The case can be made for applying the difference principle to directly support the broader TRC Calls for Action; it is not simply a case of making Indigenous peoples better off than some other group of people. Rather, the intent of redistributing resources to the least advantaged people is to “maximize the prospects of people occupying this social position while they are members of it” (ibid, p. 110). The aim is for Indigenous peoples to have access to the opportunities and life choices that have historically been closed off to them. In this view, Rawls draws upon an index of primary goods that considers not only “income and wealth, but opportunities for powers and positions of office, non-basic rights and liberties, and the institutional bases of self-respect” (ibid., p. 113). The indicators of improvement require the inclusion and recognition of broader factors of Indigenous people’s rightful place in society, their increased position and status as contributing and valued members in society, and substantive opportunities to lead a life of their choosing. In response, we contend that schools still have generations of work to do in order to heal the impacts of colonization and establish an environment in which each individual is viewed as a valuable member of society. We acknowledge that higher rates of high school graduation will have myriad benefits for Indigenous peoples not found in the statistics presented here, but this does not change the fact that disparity actually increased over the same period, further marginalizing Indigenous students.

Conclusion

The primary focus of this study is to evaluate if the success of high school graduation programs had an effect on the overall well-being of on-reserve Indigenous students in British Columbia. Drawing upon Rawls’ difference principle, we argue that the Accountability Framework increased graduation rates for on-reserve First Nations people while simultaneously further marginalizing this population. Moreover, the marginalization of Indigenous voices at the heart of the methodology of the framework resulted in an adherence to colonial traditions of schooling that removed Indigenous people from participating in decision making. Findings of this nature should prompt further examination of claims of success in future programming. It may be argued that the data used is several years old, but the paradox created by the Accountability Framework, not the immediacy of the statistics, is the important aspect of this paper. How should schools evaluate successes and failures within policy? The case of on-reserve First Nations students in British Columbia is only one example of the paradox created when an increase in positive indicators is compared with the level of disparity.
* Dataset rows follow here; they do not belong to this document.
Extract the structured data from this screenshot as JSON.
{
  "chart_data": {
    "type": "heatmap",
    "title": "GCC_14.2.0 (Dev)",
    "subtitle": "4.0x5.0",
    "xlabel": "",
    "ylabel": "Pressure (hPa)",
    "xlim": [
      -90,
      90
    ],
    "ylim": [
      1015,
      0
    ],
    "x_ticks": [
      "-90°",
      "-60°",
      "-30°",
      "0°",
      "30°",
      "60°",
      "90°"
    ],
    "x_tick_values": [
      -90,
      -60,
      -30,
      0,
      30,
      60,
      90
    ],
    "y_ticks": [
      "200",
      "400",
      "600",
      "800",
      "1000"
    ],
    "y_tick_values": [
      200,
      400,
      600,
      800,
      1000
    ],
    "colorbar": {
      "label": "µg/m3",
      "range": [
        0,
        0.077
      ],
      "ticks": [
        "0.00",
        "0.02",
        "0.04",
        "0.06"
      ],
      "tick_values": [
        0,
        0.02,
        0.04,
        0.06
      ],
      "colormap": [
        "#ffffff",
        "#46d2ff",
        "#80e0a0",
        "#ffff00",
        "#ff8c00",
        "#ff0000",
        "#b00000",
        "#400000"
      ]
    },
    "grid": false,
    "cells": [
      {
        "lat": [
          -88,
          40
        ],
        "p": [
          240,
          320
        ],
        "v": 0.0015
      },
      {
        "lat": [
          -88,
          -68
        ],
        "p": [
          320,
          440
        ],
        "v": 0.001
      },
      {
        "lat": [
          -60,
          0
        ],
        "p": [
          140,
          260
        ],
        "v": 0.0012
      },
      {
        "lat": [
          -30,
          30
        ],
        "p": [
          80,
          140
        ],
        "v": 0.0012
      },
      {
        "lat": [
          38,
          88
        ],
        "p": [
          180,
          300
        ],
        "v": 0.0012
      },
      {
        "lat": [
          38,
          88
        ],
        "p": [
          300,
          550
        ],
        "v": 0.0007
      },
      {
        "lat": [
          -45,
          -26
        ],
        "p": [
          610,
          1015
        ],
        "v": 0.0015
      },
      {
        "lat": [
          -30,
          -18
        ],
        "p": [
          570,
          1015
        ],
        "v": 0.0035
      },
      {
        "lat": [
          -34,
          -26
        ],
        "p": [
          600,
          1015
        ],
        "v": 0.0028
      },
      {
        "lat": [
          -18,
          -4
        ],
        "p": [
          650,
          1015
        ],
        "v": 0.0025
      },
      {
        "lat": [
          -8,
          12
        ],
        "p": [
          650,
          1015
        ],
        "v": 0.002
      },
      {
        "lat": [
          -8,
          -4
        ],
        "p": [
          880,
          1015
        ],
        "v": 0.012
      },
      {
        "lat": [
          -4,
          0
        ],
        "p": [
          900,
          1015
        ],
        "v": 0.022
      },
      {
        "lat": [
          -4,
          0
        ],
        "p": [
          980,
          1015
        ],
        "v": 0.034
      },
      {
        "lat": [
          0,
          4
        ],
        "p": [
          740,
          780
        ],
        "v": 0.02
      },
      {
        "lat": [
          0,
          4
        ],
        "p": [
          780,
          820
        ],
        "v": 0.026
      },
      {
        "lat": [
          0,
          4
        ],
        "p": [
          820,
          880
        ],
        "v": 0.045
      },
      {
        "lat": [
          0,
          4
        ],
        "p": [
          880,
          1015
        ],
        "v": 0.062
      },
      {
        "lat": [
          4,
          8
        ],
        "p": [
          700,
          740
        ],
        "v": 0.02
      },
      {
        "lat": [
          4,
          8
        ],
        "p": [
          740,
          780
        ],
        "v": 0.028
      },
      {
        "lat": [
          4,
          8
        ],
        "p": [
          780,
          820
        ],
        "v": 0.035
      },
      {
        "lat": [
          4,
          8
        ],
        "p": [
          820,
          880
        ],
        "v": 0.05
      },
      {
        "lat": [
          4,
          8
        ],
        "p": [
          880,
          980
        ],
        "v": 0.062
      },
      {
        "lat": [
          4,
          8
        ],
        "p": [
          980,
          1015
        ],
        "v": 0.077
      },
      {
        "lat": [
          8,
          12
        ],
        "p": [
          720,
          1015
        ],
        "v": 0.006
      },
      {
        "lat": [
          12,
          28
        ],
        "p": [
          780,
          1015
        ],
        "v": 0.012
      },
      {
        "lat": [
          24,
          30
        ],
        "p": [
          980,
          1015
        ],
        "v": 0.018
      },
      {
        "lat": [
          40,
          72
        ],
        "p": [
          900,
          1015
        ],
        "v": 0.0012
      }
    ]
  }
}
School systems are one of the basic foundations of society and play a leading role in providing the conditions for all students to have greater life prospects and to flourish in them. The Accountability Framework has been designed to create regionalized programs that can respond to the unique needs of school districts in raising high school graduation rates for Indigenous and non-Indigenous students. Yet, we argue that this indicator alone was not representative of the overall well-being of Indigenous students, and in contrast, may signal a regression for those students, who occupy the lowest standard of living in the province. Instead, other factors must be used in addressing the myriad barriers inhibiting Indigenous students from enjoying the benefits of the Accountability Framework and countless other education programs.